Сквозь смиренную мину, с которой Саша повиновался, видно было, что он придумывал, что бы еще выкинуть. Соображение у него было чрезвычайно быстро, мгновенно рождалась острота, а иногда и дерзкая выходка без малейшего намерения обидеть — просто от повадки делать и говорить, что взбрело на ум, не стесняясь. Так раз, когда Саше было лет десять или одиннадцать, Иван Алексеевич при нем пригласил отобедать одного хорошего знакомого, человека доброго и уважаемого; тот, поблагодаривши его, отказался, говоря, что теперь пост, а он скоромного не ест. Вдруг Саша в ответ ему провозгласил: «Привык ослов смиренный род сухоядением питаться»; ему представилось, что будет кстати поместить мелькнувший у него в уме стих. Все остолбенели от изумления и досады. Гость нашелся, отнеся эту выходку к ребячеству и остроумию. Так ему потворствовали и спускали все и всё. Конечно, с возрастом он стал сдержанней, но наклонность ничего не щадить ради остроты удержалась.
В четыре часа мы пошли наверх обедать. Иван Алексеевич, с видом человека, озабоченного делами, ускоренными шагами ходил рундом по комнатам, куря трубочку и притворяясь, что нас не замечает, несколько раз пробежал мимо.
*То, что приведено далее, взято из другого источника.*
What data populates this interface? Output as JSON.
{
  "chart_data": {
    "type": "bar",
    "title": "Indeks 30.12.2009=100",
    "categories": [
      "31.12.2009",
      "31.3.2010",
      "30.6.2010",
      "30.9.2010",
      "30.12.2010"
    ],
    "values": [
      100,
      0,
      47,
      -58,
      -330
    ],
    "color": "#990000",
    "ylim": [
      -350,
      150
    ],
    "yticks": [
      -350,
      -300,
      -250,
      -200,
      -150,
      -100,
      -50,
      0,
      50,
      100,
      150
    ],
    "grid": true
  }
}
Когда поставили на стол кушанье, тогда только, принимаясь разливать суп, он сделал вид, что нас увидали раскланялся. Луиза Ивановна, досадуя на эту комедию, сказала:
— Что вы здороваетесь, точно видимся сегодня в первый раз.
— Ах, извините, пожалуйста, глуп, стар, — начал было обычную историю старик; по счастию, Саша прервал начинавшуюся комическую драму, заговоривши о театре, и обед кончился благополучно.
В шесть часов я была уже в белом мериносовом платье, с любимой прической Саши, который строже меня наблюдал за моим туалетом.
Чтобы не попасть в толпу, мы приехали в театр, когда он был еще пуст. При нас начали освещать его. Мало-помалу партер стал наполняться. Ложи, одна за другой, открывались. В бельэтаже показались дамы и девушки, почти в бальных платьях, дети в кудрях, с голыми плечиками. Между полувоздушными нарядами дам блестели эполеты, аксельбанты, чернели фраки. От смешанных голосов и шума шагов шел по театру гул. Из партера наводили на ложи лорнеты. Строился оркестр. Занавес, изображавший храм, временами слегка колебался. Мы с Сашей вполголоса обменивались замечаниями насчет входивших в ложи и партер. Безделица возбуждала в нас смех, тем сильнее овладевавший нами, что мы старались его сдерживать.
Перед поднятием занавеса в партер вошел сенатор, с видом дипломата, как-то одним плечом вперед; он проходил рядами кресел, слегка кланяясь с знакомыми, посылал нам в ложу улыбку и какой-то гиероглиф рукой, должно быть очень забавный, по крайней мере так следовало думать. Садясь на свое кресло, он указал Саше на другое — рядом. Через минуту Саша был в партере.
Занавес поднялся.
Шел водевиль «Les premières amours». Содержание самое простое: Эмелина, единственная дочь богатого землевладельца, любит двоюродного брата Шарля, с которым вместе росла и с которым шесть лет как рассталась. Отец желает выдать ее замуж за молодого соседа, сына своего друга Ренвиля, которого никогда ни отец, ни дочь не видали. Она отказывается. Отец уступает ее воле; но молодой Ренвиль не уступает и является к ним под именем Шарля. Эмелина, увидавши его, вглядывается, вскрикивает: «Это ты, Шарль, я узнаю тебя!» — бросается к нему, и они поют:
Beaux jours de notre enfance,
Vous voilà revenus…[90]
Саша быстро обернулся на нашу ложу, взглянул на меня и значительно улыбнулся.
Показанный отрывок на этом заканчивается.